City launches new strategy to improve supports for urban Indigenous people
The city doesn't know what the strategy will look like yet, but it's hired Shylo Elmayan to do the work
More than 15,000 Hamiltonians are of Indigenous descent, and many suffer unique challenges — with finding jobs, with access to education, with poverty in general.
Now Shylo Elmayan is tasked with figuring out exactly how to bridge the gap between the city and its Indigenous population, including addressing how to provide supports to those members of the community who need them.
It's about letting people be heard.- Shylo Elmayan
Elmayan, who is Anishnawbe and raised on Hamilton Mountain, will spend the next year and a half working on the city's first urban Indigenous strategy. It's an effort aimed at better linking the city with the estimated 15,084 people of Indigenous descent who live here.
It's early in the 18-month process. Elmayan isn't sure what exactly that strategy will look like yet, or what it will entail. But she knows what she wants it to achieve — a city that reaches out more to its Indigenous people, and offers better services.
"There's a recognition and an understanding that a strong relationship with Indigenous people is important in Hamilton," she said.
With the strategy, "we want to make bigger strides."
Indigenous people make up about 3.1 per cent of Hamilton's population. And while many don't live in poverty, or lack access to education and jobs, a disproportionate number of them do.
A 2015 report from the Social Planning and Research Council of Hamilton, for example, shows a population with less access to education and employment.
For example, 29 per cent of Hamilton's Aboriginal residents live in poverty, the report shows. That's compared to 16 per cent of non-Aboriginal residents. That's also higher than Aboriginal people in Ontario (24 per cent).
Among local Aboriginal residents aged 25 to 64, the report says, nearly a quarter haven't finished high school. That's compared to 13 per cent of non-Indigenous Hamiltonians.
'It's about letting people be heard'
As for post-secondary education, 62 per cent of Hamilton's general population has finished some post-secondary education, compared to 53 per cent of Indigenous people.
Aidan Johnson, the Ward 1 councillor who pushed for the strategy, hopes some of those questions are answered. He doesn't know what form this strategy will take yet either, but like Elmayan, he has goals.
Both say the strategy will involve meeting with as many Indigenous people, and the organizations that serve them, as possible. They want to find out what's needed first.

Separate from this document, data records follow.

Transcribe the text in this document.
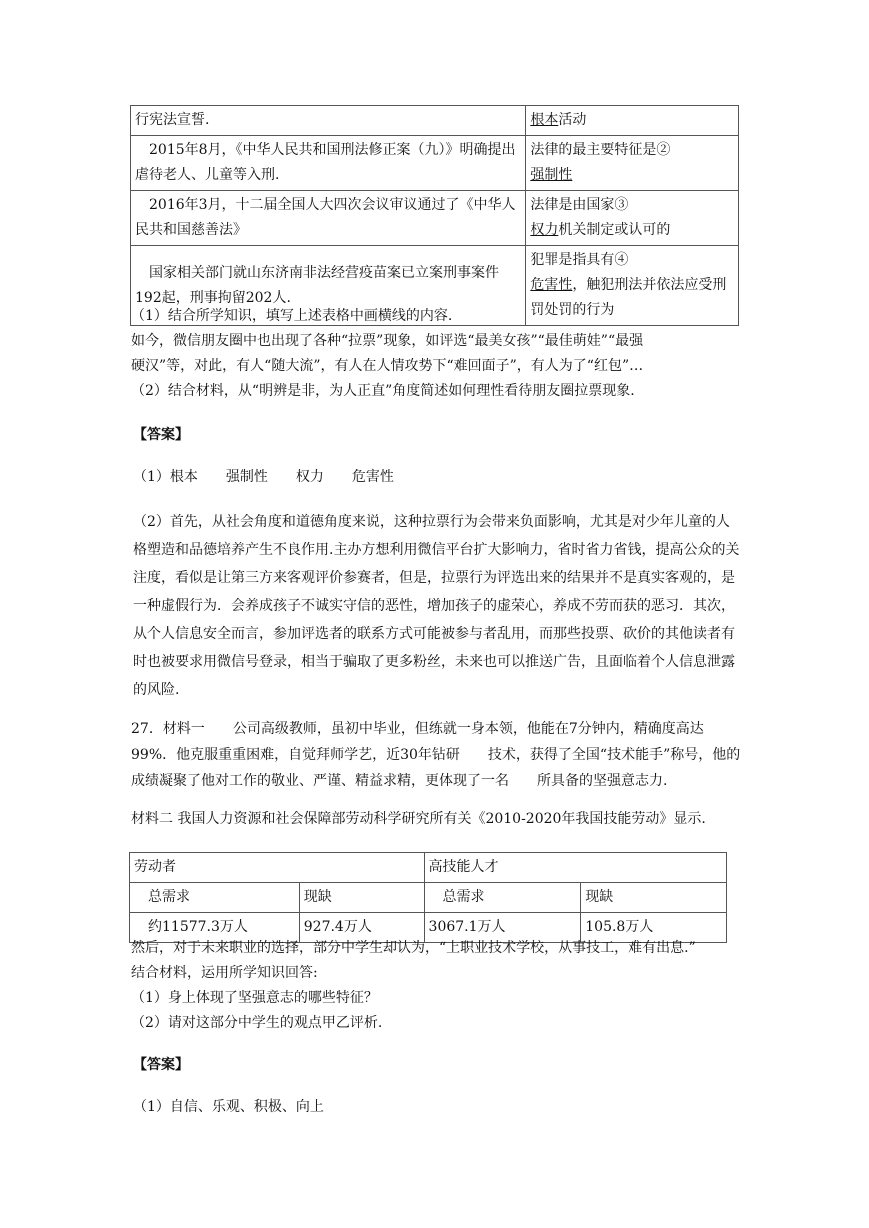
行宪法宣誓.	根本活动
　2015年8月，《中华人民共和国刑法修正案（九）》明确提出虐待老人、儿童等入刑.	法律的最主要特征是②
强制性
　2016年3月，十二届全国人大四次会议审议通过了《中华人民共和国慈善法》	法律是由国家③
权力机关制定或认可的
　国家相关部门就山东济南非法经营疫苗案已立案刑事案件192起，刑事拘留202人.	犯罪是指具有④
危害性，触犯刑法并依法应受刑罚处罚的行为
（1）结合所学知识，填写上述表格中画横线的内容.
如今，微信朋友圈中也出现了各种“拉票”现象，如评选“最美女孩”“最佳萌娃”“最强
硬汉”等，对此，有人“随大流”，有人在人情攻势下“难回面子”，有人为了“红包”…
（2）结合材料，从“明辨是非，为人正直”角度简述如何理性看待朋友圈拉票现象.
【答案】
（1）根本　　强制性　　权力　　危害性
（2）首先，从社会角度和道德角度来说，这种拉票行为会带来负面影响，尤其是对少年儿童的人格塑造和品德培养产生不良作用.主办方想利用微信平台扩大影响力，省时省力省钱，提高公众的关注度，看似是让第三方来客观评价参赛者，但是，拉票行为评选出来的结果并不是真实客观的，是一种虚假行为．会养成孩子不诚实守信的恶性，增加孩子的虚荣心，养成不劳而获的恶习．其次，从个人信息安全而言，参加评选者的联系方式可能被参与者乱用，而那些投票、砍价的其他读者有时也被要求用微信号登录，相当于骗取了更多粉丝，未来也可以推送广告，且面临着个人信息泄露的风险.
27．材料一　　公司高级教师，虽初中毕业，但练就一身本领，他能在7分钟内，精确度高达99%．他克服重重困难，自觉拜师学艺，近30年钻研　　技术，获得了全国“技术能手”称号，他的成绩凝聚了他对工作的敬业、严谨、精益求精，更体现了一名　　所具备的坚强意志力.
材料二 我国人力资源和社会保障部劳动科学研究所有关《2010-2020年我国技能劳动》显示.
劳动者		高技能人才	
总需求	现缺	总需求	现缺
约11577.3万人	927.4万人	3067.1万人	105.8万人
然后，对于未来职业的选择，部分中学生却认为，“上职业技术学校，从事技工，难有出息.”
结合材料，运用所学知识回答:
（1）身上体现了坚强意志的哪些特征？
（2）请对这部分中学生的观点甲乙评析.
【答案】
（1）自信、乐观、积极、向上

"It's about letting people be heard," Elmayan said. "I hope to reach out to as many people as possible."
Elmayan has experience doing that. She's served as a senior manager of First Nations and Metis relations with Hydro One. She led public consultations on transmission and maintenance projects there.
'The role city government needs to play in the decolonizing process'
She's also been a policy advisor with the Ontario Ministry of Aboriginal Affairs, and a program co-ordinator and tenant rights advocate with Aboriginal Legal Services of Toronto. Most recently, she worked at McMaster University, where among other tasks, she advised on equitable hiring practices and conducted equity workshops and seminars.
Johnson sees the strategy as an extension to some of the recommendations of the Truth and Reconciliation Commission.
"We need to have a conversation as a city about the role city government needs to play in the decolonizing process," he said. "That's one of the primary aims of the initiative."
Money for the strategy so far has come from the city's emergency and community services budget. Johnson also hopes some of the mayor's $50 million poverty initiative goes to the strategy too.